Spiele ich Töne in höheren Lagen (über dem 10. Bund) im verzerrten Zustand klingen diese extrem schief. Als würden diese durch ein Vibrato-Pedal gespielt werden.
Im cleanen Kanal ist dies nicht zu hören. Dort klingen die Töne gerade. Das Phänomen tritt unterschiedlich stark bei unterschiedlichen Gitarren auf, ist aber bei allen leicht da.
Meine Hauptgitarre eine Fender Player Stratocaster. Diese war vor ca. einer Wochen beim Gitarrenbauer. Oktavenreinheit ist also gegeben. Hier ist das Problem am deutlichsten zu hören.
Bei meiner ESP LTD EC10 trifft das Problem auch auf, allerdings nur sehr leicht.
Der Amp ist ein Marshall JCM2000 - DSL 401.
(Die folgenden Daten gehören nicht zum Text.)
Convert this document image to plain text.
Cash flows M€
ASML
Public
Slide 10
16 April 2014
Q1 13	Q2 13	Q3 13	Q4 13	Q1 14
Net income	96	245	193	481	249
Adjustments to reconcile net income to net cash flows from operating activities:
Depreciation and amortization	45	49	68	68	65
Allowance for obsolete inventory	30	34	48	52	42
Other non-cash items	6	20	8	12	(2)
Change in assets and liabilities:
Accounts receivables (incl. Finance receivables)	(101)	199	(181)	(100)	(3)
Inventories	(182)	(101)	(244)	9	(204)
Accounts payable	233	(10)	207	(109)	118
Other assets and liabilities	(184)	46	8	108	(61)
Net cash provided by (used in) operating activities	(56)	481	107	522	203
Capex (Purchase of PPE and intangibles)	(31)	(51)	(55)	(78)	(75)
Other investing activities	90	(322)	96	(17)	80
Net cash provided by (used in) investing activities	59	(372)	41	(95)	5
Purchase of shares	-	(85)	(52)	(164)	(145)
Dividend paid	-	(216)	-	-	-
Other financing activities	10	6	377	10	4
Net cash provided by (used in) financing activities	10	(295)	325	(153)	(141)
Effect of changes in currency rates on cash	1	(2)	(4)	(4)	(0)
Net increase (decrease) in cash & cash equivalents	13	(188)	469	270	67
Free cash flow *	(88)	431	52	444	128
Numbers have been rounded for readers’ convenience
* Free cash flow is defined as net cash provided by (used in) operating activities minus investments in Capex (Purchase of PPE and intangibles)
Hier finden sich Soundbeispiele: Soundbeispiele
Alle Regler des Versträkers stehen auf 12 Uhr. Master-Volume auf ca. 10 Uhr. Regler an den Gitarren sind alle voll aufgedreht.
Den Tone-Regler an der Gitarre herunterzudrehen hilft ein bisschen. Wirklich gut klingt es aber dadurch auch nicht. Die Pickups herunterzuschrauben habe ich auch schon probiert. Hilft leider auch nicht.
Viel Platz nach unten ist da auch nicht gewesen. Bei einer weitern Squire Stratocaster ist das Problem auch da. Bei dieser ist reichlich Platz zwischen den Saiten und den Tonabnehmern.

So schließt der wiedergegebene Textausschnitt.